Sunday, July 06, 2008

DIRETO DO ARQUIVO


Vitória da moderação


Pedro J. Bondaczuk


O presidente argentino, Raul Alfonsin, teve, neste domingo, uma importante vitória pessoal, quando 73% do eleitorado do seu país foi às urnas, num plebiscito onde o comparecimento era livre, frustrando mais uma vez os adversários peronistas, que pregavam a abstenção.

Foi, acima de tudo, um voto de confiança dado pela população aos seus dez meses de governo, atribulados, é verdade, por uma crise econômica sem precedentes na Argentina, triste herança deixada pelo regime militar anterior. Mas proveitosos e profícuos em termos de respeito ao povo.

Não foi o mérito do acerto ou do erro do tratado obtido com o Chile, sobre o Canal de Beagle, pondo fim a cem anos de disputa entre os dois países vizinhos, que esteve realmente em jogo.
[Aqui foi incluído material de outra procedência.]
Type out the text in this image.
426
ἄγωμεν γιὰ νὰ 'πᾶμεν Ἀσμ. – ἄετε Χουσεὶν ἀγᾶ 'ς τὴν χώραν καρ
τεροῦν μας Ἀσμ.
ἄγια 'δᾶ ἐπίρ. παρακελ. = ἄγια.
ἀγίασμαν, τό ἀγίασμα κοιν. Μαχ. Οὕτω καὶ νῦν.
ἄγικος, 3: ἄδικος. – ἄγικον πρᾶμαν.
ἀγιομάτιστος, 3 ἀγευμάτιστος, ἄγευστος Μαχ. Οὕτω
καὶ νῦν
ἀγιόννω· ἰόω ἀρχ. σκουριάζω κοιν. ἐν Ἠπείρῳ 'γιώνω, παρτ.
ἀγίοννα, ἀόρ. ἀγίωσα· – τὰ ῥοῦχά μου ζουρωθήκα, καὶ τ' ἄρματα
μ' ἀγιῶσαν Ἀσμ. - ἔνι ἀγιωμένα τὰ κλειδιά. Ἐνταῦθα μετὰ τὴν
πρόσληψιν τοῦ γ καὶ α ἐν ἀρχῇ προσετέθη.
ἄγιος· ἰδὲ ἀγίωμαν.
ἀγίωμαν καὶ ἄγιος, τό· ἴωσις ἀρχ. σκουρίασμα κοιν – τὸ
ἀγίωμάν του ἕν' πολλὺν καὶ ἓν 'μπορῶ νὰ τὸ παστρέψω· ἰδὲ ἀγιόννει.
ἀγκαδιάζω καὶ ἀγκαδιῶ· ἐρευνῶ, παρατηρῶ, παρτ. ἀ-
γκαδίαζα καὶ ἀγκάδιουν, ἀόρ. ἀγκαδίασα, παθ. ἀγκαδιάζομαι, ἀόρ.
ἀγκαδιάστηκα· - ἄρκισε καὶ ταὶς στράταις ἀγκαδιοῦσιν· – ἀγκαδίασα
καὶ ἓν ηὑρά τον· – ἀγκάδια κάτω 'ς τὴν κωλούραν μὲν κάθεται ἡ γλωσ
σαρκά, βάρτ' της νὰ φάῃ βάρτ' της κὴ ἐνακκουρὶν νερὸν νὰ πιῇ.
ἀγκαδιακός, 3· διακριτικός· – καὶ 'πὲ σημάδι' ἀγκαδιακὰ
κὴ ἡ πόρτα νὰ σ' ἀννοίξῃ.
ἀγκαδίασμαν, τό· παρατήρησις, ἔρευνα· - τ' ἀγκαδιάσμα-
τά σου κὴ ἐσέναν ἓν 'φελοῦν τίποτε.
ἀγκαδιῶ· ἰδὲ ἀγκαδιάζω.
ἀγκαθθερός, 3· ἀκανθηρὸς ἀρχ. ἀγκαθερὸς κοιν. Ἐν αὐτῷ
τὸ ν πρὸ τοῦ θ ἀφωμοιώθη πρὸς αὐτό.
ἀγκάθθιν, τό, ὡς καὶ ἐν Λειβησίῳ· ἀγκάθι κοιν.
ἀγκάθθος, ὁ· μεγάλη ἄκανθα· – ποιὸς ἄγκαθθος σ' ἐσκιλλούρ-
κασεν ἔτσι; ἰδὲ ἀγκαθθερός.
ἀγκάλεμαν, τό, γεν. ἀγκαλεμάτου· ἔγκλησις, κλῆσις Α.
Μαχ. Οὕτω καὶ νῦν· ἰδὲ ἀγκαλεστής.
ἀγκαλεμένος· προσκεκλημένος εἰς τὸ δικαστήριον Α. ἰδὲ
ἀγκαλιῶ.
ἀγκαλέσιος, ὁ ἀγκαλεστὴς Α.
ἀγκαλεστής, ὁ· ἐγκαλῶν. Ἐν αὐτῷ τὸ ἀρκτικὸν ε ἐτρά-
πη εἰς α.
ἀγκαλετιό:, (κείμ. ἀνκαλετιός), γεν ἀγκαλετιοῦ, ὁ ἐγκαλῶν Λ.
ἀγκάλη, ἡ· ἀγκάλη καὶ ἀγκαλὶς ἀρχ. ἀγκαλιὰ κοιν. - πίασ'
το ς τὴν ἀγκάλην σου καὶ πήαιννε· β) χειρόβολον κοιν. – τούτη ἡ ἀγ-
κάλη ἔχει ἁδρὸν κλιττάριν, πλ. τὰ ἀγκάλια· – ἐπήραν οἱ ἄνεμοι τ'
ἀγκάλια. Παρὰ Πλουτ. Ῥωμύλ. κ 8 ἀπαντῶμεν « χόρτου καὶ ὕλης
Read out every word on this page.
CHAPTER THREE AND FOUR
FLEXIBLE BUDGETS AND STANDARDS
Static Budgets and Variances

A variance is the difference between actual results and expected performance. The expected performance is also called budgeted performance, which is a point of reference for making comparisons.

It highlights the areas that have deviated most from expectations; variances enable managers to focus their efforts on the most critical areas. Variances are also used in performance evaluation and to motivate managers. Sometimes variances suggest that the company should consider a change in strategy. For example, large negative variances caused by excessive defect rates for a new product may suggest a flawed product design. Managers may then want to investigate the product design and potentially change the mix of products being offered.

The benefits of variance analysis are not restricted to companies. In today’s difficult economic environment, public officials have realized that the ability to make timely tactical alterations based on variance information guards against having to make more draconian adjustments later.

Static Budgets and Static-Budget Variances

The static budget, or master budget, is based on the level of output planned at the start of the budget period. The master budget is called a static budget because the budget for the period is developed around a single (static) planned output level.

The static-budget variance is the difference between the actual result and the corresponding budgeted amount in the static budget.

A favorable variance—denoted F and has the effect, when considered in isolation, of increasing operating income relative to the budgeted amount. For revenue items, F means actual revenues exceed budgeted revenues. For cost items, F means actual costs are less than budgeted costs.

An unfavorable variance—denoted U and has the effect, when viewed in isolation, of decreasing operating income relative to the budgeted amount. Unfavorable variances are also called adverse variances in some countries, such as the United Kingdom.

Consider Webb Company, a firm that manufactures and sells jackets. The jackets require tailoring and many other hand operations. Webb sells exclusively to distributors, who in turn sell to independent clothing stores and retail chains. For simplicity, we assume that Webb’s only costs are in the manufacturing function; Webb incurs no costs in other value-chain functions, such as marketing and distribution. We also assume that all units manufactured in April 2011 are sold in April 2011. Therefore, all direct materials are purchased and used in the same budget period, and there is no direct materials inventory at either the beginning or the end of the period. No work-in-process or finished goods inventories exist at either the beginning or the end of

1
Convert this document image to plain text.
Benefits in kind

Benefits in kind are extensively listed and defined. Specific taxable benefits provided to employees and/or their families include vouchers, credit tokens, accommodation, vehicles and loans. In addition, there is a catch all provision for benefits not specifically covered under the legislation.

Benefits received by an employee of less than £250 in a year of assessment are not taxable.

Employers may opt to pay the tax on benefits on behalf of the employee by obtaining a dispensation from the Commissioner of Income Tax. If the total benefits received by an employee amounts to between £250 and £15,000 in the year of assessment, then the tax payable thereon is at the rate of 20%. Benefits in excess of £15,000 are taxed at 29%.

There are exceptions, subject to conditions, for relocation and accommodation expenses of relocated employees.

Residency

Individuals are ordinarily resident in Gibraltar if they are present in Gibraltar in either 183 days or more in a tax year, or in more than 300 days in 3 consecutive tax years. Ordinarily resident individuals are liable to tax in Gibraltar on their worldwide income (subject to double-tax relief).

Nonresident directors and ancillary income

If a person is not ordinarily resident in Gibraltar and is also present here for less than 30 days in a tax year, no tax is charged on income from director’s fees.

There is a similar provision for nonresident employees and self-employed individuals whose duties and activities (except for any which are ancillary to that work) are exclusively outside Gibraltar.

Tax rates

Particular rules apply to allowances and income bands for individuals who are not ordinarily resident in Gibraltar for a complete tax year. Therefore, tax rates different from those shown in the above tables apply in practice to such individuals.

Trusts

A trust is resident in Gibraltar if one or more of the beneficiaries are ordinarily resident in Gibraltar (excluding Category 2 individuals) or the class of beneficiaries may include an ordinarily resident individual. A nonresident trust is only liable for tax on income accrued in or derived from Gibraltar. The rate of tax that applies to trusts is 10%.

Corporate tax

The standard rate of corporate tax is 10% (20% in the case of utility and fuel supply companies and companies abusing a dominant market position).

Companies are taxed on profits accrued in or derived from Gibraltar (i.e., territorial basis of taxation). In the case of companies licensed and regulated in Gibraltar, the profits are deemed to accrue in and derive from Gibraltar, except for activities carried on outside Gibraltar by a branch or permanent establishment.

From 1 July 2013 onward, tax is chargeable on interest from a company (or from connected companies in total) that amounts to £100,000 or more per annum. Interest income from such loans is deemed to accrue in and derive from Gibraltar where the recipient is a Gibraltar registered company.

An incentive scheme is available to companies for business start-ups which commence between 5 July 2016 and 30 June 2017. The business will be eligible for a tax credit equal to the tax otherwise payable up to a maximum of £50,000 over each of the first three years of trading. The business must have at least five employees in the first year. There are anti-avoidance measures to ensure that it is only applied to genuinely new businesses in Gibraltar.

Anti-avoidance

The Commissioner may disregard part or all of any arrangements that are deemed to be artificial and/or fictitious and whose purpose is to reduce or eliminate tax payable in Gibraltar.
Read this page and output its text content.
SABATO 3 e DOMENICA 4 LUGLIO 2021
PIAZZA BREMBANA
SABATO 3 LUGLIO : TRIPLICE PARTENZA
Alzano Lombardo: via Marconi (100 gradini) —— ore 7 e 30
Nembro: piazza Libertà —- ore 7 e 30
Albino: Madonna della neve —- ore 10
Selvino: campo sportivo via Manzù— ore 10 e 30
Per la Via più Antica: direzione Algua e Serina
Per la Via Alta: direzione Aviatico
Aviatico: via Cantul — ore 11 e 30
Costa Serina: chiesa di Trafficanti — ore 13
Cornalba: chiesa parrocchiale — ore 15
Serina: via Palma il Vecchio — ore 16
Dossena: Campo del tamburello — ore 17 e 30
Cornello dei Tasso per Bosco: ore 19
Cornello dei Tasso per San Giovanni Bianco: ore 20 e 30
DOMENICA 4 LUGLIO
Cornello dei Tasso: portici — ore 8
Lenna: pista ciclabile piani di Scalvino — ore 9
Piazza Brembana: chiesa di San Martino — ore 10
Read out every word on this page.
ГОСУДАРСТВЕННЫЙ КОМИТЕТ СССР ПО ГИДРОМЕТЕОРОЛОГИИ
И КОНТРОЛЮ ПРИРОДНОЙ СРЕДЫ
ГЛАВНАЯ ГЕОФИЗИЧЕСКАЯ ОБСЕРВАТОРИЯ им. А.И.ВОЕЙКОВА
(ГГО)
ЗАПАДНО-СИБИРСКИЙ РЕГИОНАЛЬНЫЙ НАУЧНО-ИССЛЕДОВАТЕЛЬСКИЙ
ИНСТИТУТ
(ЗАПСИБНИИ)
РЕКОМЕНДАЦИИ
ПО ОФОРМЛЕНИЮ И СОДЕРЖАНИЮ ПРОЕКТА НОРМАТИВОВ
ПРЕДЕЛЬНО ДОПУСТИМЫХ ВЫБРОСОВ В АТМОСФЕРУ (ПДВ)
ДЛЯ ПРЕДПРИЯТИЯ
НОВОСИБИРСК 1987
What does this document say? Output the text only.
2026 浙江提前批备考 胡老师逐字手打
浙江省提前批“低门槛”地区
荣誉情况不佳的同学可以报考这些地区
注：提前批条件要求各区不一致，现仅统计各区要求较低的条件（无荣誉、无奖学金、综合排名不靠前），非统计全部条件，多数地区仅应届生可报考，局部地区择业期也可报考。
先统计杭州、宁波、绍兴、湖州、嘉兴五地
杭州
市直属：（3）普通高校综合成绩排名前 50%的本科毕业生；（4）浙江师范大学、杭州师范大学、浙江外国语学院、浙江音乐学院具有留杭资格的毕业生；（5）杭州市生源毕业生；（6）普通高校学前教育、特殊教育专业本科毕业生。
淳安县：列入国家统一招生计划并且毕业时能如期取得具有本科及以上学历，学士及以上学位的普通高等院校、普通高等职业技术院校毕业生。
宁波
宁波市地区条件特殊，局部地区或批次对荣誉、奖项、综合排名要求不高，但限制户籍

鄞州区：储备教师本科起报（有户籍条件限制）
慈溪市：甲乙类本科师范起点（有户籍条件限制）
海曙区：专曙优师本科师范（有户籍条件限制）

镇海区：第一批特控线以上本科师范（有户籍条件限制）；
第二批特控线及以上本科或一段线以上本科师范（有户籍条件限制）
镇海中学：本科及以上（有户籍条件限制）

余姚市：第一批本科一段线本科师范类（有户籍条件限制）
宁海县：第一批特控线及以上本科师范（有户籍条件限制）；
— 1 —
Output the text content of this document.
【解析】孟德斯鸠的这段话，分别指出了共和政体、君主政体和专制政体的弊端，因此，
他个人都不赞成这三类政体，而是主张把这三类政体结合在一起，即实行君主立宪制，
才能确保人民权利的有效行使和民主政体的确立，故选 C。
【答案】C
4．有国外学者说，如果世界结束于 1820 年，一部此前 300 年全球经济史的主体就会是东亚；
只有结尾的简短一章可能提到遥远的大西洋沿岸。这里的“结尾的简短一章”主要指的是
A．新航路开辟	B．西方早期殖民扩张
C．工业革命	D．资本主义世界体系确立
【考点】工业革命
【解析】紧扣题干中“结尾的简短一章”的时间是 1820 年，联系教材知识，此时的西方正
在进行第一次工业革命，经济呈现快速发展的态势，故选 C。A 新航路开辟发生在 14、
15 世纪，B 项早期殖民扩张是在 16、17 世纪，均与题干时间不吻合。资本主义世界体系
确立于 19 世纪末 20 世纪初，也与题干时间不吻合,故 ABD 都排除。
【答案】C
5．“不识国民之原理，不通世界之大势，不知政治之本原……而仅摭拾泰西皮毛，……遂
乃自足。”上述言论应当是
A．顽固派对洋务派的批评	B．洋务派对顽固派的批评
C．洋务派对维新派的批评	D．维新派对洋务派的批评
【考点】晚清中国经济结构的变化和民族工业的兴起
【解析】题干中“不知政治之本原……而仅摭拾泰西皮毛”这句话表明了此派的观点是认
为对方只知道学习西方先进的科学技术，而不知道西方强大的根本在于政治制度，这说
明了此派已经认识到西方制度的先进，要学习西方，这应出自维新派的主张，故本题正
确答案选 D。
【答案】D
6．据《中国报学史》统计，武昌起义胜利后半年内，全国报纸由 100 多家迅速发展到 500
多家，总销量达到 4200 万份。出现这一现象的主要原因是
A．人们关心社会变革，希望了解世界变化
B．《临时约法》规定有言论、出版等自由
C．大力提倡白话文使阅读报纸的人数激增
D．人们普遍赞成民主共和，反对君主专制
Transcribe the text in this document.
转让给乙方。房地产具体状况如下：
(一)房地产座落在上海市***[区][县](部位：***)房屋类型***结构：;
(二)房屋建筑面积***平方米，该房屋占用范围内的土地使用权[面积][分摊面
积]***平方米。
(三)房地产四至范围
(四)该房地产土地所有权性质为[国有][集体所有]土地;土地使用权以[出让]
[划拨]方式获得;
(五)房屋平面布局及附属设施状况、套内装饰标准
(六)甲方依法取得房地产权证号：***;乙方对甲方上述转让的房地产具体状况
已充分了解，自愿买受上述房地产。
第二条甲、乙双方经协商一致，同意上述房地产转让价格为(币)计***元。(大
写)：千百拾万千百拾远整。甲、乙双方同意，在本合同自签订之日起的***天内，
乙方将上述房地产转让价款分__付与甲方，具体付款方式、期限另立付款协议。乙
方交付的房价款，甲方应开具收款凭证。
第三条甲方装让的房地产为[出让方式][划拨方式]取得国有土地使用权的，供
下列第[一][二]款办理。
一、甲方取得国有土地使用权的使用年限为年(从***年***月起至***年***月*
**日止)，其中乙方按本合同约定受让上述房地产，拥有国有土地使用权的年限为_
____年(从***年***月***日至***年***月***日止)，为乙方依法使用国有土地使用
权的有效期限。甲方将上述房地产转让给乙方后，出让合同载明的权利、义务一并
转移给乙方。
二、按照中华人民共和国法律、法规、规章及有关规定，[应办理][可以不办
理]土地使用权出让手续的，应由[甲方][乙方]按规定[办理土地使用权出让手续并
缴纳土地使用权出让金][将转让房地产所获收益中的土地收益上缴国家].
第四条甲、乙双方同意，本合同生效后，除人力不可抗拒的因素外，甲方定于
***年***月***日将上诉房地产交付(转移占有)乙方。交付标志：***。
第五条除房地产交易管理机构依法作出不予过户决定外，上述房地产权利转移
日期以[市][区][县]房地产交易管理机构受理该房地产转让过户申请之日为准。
O que foi julgado, na verdade, foi a conduta de Alfonsin na questão da dívida externa argentina, quando seu governo capitulou às exigências do Fundo Monetário Internacional apenas após esgotar todos os recursos que a prudência permitia usar. E a lisura com que se conduziu na punição dos excessos cometidos pelos militares no regime anterior, quando o presidente se ateve rigorosamente a procedimentos legais, mesmo contrariando os que desejavam apenas vingança pelos abusos denunciados.

Alfonsin, dessa forma, embora não fique livre das naturais manifestações de descontentamento geradas pela dureza da crise econômica, ganha novo alento para ministrar o “remédio amargo”, mas necessário, que terá de usar para repor a Argentina na trilha do desenvolvimento.

Enquanto isso, no vizinho do lado, no Uruguai, os colorados confirmaram o predomínio histórico que sempre tiveram no país (que governaram durante 93 anos). A escolha de Júlio Sanguinetti pelos eleitores uruguaios, para redemocratizar a “ex-Suíça” da América do Sul, tem significado idêntico ao da eleição de Alfondsin, no ano passado, na Argentina. Ou seja, de que o povo do Uruguai deseja retornar à normalidade democrática sem excessos ou aventureirismos. Que aos uruguaios não apetece a chefia de líderes ditos inovadores, em termos ideológicos, pois esse povo sabe que o país apenas terá garantias de normalidade institucional enquanto mantiver um alinhamento com o Ocidente (o que equivale a dizer, com os EUA). Fugir disso, é irrealismo político, quando não um suicídio coletivo.

As plataformas de Sanguinetti, no Uruguai, lembram muito as propostas com que Alfonsin se elegeu na Argentina, no ano passado. Pretende convencer os credores internacionais que, exportando US$ 1 bilhão por ano, dos quais US$ 600 milhões são gastos na importação de petróleo, o país não pode honrar um oneroso serviço de uma dívida de US$ 5,5 bilhões e ainda assim se desenvolver. Quer devolver os militares aos quartéis, mas sem ferir susceptibilidades, evitando, no seu próprio dizer, “humilhá-los”. Os excessos cometidos nos onze anos de regime, da mesma forma que fez Alfonsin, pretende entregar à consideração da Justiça.

As duas convocações às urnas, ocorridas neste fim de semana, na Argentina e no Uruguai, dão, portanto, uma alentadora certeza aos observadores. A de que o “Cone Sul” está mais do que vacinado contra aventureirismos caudilhescos. E que a prudência e o bom senso serão normas comuns, doravante, para que a democracia cresça, se fortaleça e adquira suas próprias imunidades contra novas ditaduras nessa parte da América do Sul.

(Artigo publicado na página 11, Internacional, do Correio Popular, em 27 de novembro de 1984).